Yet most famous of Martyrs was Mistress Wildflower, who single-handedly foiled over a dozen poisonings in the highest strata of society, having built up immunities in a past about which few persons dared inquire. Renowned for conversation, kept for her resilience, she was once absorbed deadly fireroot and complained only of an upset stomach.
—from Galina’s ‘Faces of the Martyr’
The sack came off my head and the smell of incense soaked me like an oily water. Cymbals and tambourines shook out a rhythm in the next room, amidst the sound of clattering cups and laughter. Some kind of pub? I could only see peeling paint.
And a familiar face, smiling. “I heard you’re interested in boats.”
I stared. “Niko? How did you—”
“I’m the dockmaster. How could I not? I know when every single ship is due in and when every ship is due out. I know when every functionary pulls a file. And you can imagine my hobby inspires loyalty.” He turned. “Catch.”
There are things in life you don’t forget. Swordsmanship is one of them. Niko threw a rapier at me, underhand. By instinct, even with a wounded arm, I caught it. Similar instinct took me into high quartre.

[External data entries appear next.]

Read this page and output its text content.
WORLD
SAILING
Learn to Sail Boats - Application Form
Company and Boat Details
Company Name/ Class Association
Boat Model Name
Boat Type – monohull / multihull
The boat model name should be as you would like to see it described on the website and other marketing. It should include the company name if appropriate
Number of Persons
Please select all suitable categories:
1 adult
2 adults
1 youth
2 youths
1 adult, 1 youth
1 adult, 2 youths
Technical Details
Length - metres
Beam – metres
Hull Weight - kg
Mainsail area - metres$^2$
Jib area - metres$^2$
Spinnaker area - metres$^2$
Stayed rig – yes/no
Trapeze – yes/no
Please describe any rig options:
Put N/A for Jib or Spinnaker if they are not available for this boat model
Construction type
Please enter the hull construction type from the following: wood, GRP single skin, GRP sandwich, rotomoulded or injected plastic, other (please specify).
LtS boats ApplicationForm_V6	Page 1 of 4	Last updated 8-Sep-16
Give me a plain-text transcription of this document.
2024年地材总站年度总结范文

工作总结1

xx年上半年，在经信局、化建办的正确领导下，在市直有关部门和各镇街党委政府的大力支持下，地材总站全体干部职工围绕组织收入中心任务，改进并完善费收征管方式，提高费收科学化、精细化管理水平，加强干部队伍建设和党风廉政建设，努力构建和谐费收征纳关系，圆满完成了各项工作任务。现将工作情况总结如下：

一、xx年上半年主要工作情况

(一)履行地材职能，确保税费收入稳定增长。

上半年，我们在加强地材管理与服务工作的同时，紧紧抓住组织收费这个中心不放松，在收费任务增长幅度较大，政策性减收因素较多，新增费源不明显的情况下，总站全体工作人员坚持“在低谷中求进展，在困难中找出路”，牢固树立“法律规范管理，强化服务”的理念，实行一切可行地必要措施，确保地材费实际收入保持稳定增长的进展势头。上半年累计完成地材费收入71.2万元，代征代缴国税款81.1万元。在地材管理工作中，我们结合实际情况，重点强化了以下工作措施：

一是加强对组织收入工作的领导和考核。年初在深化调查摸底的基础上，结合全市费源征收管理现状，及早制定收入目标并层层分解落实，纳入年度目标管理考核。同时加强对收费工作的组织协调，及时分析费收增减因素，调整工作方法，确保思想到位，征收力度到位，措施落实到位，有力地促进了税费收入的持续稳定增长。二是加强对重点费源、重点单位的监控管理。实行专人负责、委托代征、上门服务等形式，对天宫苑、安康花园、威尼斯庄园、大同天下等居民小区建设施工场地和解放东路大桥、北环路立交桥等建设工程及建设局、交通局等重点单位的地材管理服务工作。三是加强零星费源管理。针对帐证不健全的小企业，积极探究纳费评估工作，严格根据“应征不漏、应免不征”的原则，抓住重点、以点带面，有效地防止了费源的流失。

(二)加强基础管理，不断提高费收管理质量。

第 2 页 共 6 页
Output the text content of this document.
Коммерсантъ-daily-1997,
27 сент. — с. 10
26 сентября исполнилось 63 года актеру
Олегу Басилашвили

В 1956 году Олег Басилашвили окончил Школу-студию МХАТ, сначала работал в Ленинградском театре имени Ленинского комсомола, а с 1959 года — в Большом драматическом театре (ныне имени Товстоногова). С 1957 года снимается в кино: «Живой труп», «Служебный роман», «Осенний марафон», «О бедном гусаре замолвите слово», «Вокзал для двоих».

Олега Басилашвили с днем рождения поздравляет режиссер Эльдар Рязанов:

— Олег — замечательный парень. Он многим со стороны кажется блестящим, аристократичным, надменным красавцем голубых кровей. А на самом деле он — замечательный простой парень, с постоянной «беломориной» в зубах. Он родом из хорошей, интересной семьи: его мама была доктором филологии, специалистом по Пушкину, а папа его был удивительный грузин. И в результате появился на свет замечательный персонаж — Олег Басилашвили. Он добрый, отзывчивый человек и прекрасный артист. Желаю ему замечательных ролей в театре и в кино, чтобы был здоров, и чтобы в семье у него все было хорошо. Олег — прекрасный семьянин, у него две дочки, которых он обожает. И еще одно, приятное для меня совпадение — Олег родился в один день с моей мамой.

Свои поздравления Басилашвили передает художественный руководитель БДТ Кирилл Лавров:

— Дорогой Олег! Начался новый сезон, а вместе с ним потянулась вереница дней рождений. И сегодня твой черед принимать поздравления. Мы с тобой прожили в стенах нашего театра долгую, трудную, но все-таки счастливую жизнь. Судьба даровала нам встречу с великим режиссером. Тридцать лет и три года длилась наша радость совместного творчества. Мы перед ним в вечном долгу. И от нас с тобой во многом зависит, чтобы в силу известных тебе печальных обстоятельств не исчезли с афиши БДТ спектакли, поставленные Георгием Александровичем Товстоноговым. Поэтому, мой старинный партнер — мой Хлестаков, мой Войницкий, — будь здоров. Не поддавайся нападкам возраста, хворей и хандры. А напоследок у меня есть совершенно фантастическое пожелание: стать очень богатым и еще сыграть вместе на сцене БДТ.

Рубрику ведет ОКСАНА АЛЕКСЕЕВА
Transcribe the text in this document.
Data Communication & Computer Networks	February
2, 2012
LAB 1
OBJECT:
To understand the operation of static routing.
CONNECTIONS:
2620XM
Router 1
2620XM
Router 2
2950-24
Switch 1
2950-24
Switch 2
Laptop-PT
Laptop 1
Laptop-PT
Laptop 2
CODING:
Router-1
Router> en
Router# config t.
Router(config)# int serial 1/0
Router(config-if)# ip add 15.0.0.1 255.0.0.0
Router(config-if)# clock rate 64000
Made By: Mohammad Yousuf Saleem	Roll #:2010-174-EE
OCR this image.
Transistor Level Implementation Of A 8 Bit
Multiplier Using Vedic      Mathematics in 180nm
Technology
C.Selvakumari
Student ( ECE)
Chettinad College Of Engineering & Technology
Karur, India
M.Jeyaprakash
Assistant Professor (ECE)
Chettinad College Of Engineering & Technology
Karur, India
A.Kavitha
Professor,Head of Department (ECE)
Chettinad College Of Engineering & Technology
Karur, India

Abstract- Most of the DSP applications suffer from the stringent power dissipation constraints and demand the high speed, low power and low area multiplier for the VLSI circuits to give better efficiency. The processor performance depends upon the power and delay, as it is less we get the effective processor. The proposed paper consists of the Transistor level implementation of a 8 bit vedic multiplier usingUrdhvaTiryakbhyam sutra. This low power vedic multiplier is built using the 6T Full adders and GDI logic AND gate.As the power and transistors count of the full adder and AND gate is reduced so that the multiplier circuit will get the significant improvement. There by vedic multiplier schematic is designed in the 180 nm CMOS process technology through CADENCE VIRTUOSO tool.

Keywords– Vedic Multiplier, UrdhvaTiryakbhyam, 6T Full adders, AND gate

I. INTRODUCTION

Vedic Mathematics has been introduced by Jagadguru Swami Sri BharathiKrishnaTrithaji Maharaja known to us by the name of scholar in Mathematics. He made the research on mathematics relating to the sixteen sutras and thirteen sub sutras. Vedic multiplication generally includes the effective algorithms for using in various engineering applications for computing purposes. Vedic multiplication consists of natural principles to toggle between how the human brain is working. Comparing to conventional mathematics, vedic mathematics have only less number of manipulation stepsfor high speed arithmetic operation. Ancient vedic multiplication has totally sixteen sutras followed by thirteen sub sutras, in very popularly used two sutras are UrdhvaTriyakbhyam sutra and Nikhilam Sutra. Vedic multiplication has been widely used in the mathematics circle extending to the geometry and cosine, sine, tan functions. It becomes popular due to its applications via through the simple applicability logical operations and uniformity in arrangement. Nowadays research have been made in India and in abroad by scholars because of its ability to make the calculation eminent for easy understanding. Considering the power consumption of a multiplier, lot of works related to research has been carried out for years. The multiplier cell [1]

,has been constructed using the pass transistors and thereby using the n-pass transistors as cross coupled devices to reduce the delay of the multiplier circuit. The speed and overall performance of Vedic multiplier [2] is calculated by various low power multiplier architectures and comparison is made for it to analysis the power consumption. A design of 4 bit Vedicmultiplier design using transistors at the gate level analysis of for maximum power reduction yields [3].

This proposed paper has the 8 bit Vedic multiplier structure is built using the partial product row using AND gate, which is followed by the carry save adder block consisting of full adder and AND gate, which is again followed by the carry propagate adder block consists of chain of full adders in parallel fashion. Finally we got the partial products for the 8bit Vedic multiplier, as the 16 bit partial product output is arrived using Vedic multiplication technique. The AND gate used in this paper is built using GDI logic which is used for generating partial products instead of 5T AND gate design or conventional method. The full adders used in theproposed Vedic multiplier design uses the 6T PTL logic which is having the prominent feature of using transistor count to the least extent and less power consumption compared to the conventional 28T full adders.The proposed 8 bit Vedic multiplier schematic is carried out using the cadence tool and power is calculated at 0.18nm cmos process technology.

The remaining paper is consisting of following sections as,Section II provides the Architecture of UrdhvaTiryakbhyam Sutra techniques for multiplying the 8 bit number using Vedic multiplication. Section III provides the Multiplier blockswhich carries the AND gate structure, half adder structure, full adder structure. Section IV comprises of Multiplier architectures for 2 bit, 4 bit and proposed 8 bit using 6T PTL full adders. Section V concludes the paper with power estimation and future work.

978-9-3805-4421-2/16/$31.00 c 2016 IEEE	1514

Niko’s saber-stroke came at the same angle, bouncing once off my guard. His remise was slower, harder, more leverage than cut. I cried in pain and anger as both our swords tangled near my bosom. A bandaged arm threatened to bleed anew.
Niko smiled. “Now that’s my Chalcedony.”
I was getting very tired of being people’s Chalcedony.
He aimed the tip of the saber at the very hollow of my throat. If I breathed wrong, it would surely prick my skin. “I’ve long been interested in your work, you know.”
“Where are we?”
Then the smell hit me. Coppery blood and acrid sweat. The smoke-seared aroma of skewered meat and vegetables. The old dockside fighting pits.
“Yes,” said Niko. “You remember. What did they call you, back then?”
I was sure he knew. “The Jackal,” I said.
“Because of how you laughed, when you won. Because of how you relished the violence.”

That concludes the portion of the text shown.